Et malgré cette portée symbolique, le fougueux député reste satisfait du travail accompli depuis près de vingt ans. «Aujourd’hui, pour nous accoter, il faut que France insoumise ait deux cents milles membres en règle […] je ne crois pas que ce soit leur cas», affirme-t-il. «D’avoir fait élire trois députés solidaires à l’Assemblée nationale du Québec, et ce, sans proportionnelles, c’est aussi un exploit en soi» confie le premier député élu de Québec solidaire en 2008.
Pour ce qui est de l’indépendance, Khadir semble confiant de ressusciter un mouvement depuis longtemps usurpé par une frange conservatrice qui a complètement chamboulé le paysage idéologique du Parti québécois.
«C’est sûr que le Parti québécois a perdu des plumes auprès des jeunes, des intellectuels et des indépendantistes modernes et progressistes qui conçoivent le projet autrement qu’à travers les lignes ethnolinguistiques ou identitaires», dit-il, parlant aussi de «dérives» et de «mirages qui ont nui au PQ (la Charte des valeurs, le reformatage du PQ, etc.)».
De la place des rebelles dans le système
Mais parmi les espaces vides que le député de Mercier laissera derrière lui, celui de rebelle au milieu des conformistes sera certainement le plus dur à combler, que ce soit par son engagement auprès des grévistes étudiants de 2012 et 2015 que par ses positions politiques radicales, aux antipodes de celles de ses confrères et consœurs davantage préoccupé.es par un certain décorum que par ce qui se déroule à l’extérieur des murs de l’Assemblée nationale et, par conséquent, de nos frontières.
L’arrivée du sommet du G7 illustre bien, selon lui, cette problématique, sachant que les citoyen.nes craignent généralement davantage les actions des manifestants.es que les éventuelles décisions prises derrière les portes closes du Manoir Richelieu. «Il y a eu tellement de propagande orchestrée par le pouvoir, dans les journaux, pour attirer l’attention du public sur certains dérapages», tonne-t-il, soulignant que Québec solidaire allait agir comme contrepoids à ce discours, bien qu’avare sur les détails sinon qu’une participation active pour dénoncer la complicité des gouvernements occidentaux avec la «surpuissance planétaire» — l’empire américain, la montée du militarisme, la haute finance mondiale.
Même chose pour les positions officielles en ce qui a trait à la politique étrangère, spécialement reliée aux guerres d’agression au Moyen-Orient, notamment en Syrie.
Sur cette épineuse question, Khadir hésite, choisit ses mots, mais demeure rempli de convictions. «La propagande d’une certaine force géopolitique d’intervention et de conquête est très efficace», dénonce-t-il, rappelant du même coup que ceux qui profitent du commerce des armes versent dans le jusqu’au-boutisme pour protéger leurs profits. «Ça repose sur des centaines de milliards de dollars par année.Alors ils ne resteront pas les bras croisés […] Ils sont en constant complot pour ce qui est du pouvoir de l’argent», dénonce-t-il en amenant une nuance importante. «C’est dans la nature des choses; il n’y a pas de grand complot ourdi par des individus en particulier.
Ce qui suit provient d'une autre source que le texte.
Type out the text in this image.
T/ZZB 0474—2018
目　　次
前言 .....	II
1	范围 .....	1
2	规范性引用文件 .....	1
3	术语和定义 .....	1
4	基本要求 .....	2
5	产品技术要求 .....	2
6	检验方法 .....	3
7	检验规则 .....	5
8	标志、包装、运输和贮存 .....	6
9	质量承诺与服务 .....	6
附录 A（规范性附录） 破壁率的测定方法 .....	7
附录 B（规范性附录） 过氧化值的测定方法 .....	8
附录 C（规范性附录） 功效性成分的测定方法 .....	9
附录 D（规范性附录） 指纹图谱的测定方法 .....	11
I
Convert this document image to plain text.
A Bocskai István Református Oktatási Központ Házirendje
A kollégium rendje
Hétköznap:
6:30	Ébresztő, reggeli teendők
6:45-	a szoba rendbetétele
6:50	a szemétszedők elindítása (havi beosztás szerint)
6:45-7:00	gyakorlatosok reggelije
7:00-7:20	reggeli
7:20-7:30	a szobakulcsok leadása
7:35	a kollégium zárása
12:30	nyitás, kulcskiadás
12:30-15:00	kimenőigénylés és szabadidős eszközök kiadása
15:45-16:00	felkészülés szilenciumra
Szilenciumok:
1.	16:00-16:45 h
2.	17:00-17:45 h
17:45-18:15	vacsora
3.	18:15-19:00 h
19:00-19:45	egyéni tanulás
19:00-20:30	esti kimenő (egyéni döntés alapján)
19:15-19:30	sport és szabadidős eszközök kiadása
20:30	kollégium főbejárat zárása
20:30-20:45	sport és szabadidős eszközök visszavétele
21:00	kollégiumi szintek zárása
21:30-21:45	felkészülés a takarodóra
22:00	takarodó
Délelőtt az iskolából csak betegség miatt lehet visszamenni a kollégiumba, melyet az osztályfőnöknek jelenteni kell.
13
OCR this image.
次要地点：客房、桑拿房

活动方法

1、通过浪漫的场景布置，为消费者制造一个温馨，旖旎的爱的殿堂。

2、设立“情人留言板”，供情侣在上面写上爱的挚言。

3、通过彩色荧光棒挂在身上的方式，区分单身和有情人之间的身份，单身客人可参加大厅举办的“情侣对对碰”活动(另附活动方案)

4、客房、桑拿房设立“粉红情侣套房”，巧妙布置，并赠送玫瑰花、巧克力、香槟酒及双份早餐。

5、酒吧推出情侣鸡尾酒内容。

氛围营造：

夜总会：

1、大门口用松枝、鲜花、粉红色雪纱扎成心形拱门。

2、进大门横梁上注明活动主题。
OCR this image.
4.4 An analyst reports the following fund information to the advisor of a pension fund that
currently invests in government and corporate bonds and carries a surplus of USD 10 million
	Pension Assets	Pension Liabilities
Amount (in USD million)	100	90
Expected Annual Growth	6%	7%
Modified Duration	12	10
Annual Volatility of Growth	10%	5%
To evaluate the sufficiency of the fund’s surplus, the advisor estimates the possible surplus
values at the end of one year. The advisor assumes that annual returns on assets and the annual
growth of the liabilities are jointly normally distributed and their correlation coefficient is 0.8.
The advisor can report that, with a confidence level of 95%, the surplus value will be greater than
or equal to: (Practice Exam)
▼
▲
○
Mais qu’il y aient des gens qui agissent pour aggraver la situation en permanence, c’est tout à fait normal».
Même triste constat pour ce qui est du discours convenu autour du conflit et de l’occupation israélienne en Palestine. «Très difficile [de dire la vérité sur ce conflit]. D’abord il y a des lobbies importants qui ont installé des Rubicon dans notre parlement comme ailleurs dans le monde. Ce n’est pas pour rien que nous sommes impuissants devant ces crimes contre l’Humanité commis par Israël actuellement — le génocide palestinien, l’encerclement de Gaza, sa barbarie à la petite semaine des dernières années», affirme-t-il.
Il demeure résilient sur cette question, qu’il juge vraisemblablement cruciale et au cœur de ses préoccupations. «Il faut surmonter ça. J’aimerais faire passer une motion en ce sens qui serait même acceptée par les Libéraux. À un moment donné, il faut placer les gens face à leur conscience», renchérissant sur l’utilisation de l’Holocauste pour justifier les politiques de colonisation et d’occupation israélienne, telles que dénoncées, notamment, par des intellectuels juifs comme Norman Finkelstein.
Partir la tête haute et la conscience tranquille
Une des grandes déceptions d’Amir Khadir semble demeurer ce que l’auteur de ces lignes décrit comme un désengagement intellectuel auprès des parlementaires. «Nous sommes dans une grande époque de la suprématie d’une radio et d’une télévision qui façonne notre société, notre culture, et l’oriente dans le divertissement, dans le superficiel et dans l’instantané», reconnaissant du même coup qu’il s’agit là de «truismes» assez connus.
«Mais c’est une vérité très pesante qui façonne à la fois notre réalité publique, domestique, mais aussi politique. Les trois décennies de néolibéralisme forcené introduites par [l’ex-président américain] Ronald Reagan et [l’ex-première ministre britannique] Margaret Thatcher ont aussi entraîné une déconsidération de la culture politique démocratique générale en faveur de la superficialité de ceux qui peuvent jouer la comédie devant la caméra», dit le député solidaire.
Malgré tout, il envisage sa vie de jeune retraité de la politique avec optimisme. «La relève est très solide», dit-il, faisant principalement référence à Gabriel Nadeau-Dubois et Manon Massé. Pour ce qui est de la future candidate solidaire dans Mercier, Ruba Ghazal, Khadir ne semble éprouver aucune inquiétude alors qu’au moment de l’entrevue le 14 mai dernier, il n’était pas au courant de l’éventuelle candidature péquiste de Michelle Blanc.
Ironiquement, l’auteur de ces lignes l’a aperçue non loin du bureau de circonscription de Mercier, sur une terrasse, en pleine conversation avec Jean-Martin Aussant. Sa candidature devrait être annoncée officiellement dans les prochains jours.